A great mystery to me is why Garrett’s novels aren’t better known, and, indeed, seemed to have vanished as a cultural presence, even within the libertarian movement. It is something of a miracle that we were able to publish them at all, and bring them before the public anew.
I finally found a clue to a missed opportunity here in John Chamberlain’s A Life with the Printed Word (Regnery, 1982)
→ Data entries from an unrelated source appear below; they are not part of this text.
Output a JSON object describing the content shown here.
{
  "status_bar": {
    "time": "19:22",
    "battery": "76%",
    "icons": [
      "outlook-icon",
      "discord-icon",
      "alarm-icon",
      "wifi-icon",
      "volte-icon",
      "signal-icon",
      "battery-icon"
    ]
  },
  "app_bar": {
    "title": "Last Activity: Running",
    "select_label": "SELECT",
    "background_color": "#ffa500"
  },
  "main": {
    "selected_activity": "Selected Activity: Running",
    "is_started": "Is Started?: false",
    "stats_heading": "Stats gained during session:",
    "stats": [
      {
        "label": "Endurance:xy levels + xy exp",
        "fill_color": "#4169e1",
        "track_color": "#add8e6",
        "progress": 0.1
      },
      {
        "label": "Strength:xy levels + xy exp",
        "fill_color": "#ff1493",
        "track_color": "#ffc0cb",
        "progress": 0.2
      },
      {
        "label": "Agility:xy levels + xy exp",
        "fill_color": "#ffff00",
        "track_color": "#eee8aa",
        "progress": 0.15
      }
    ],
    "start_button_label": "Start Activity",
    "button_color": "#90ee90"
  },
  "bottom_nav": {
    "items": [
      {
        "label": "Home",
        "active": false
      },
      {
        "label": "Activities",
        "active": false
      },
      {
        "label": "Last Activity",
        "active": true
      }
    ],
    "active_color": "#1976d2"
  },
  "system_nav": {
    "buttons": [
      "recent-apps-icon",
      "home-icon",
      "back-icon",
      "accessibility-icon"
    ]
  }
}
A high point for me was the periodic appearance in our office (The Freeman) of Garet Garrett, a holdover economist, philosopher, and novelist of the ‘20s. I had read Garrett’s amazing novel, The Driver, which was roughly based on the career of E.H. Harriman, the stockbroker who had revived the Union Pacific Railway and made it profitable. Garrett was touched that I remembered a book that had appeared in the early 20s., and he brought me his two other novels—The Cinder Buggy, a story of the erratic birth of the steel industry in a Pennsylvania that had been committed to iron, and Satan’s Bushel, a dramatic novel of the Chicago wheat pit and the Western farmers who could not avoid raising that last marginal bushel of grain that could be counted on to break the price. I promised that I would do something about his novels in the book section of The Freeman, but we were out of business before I could get to it. The novels he brought me were inscribed to his mother. “I give them to you with my heart in my mouth,” he said. My only means of repayment after Garrett’s death was to dedicate my The Roots of Capitalism to him.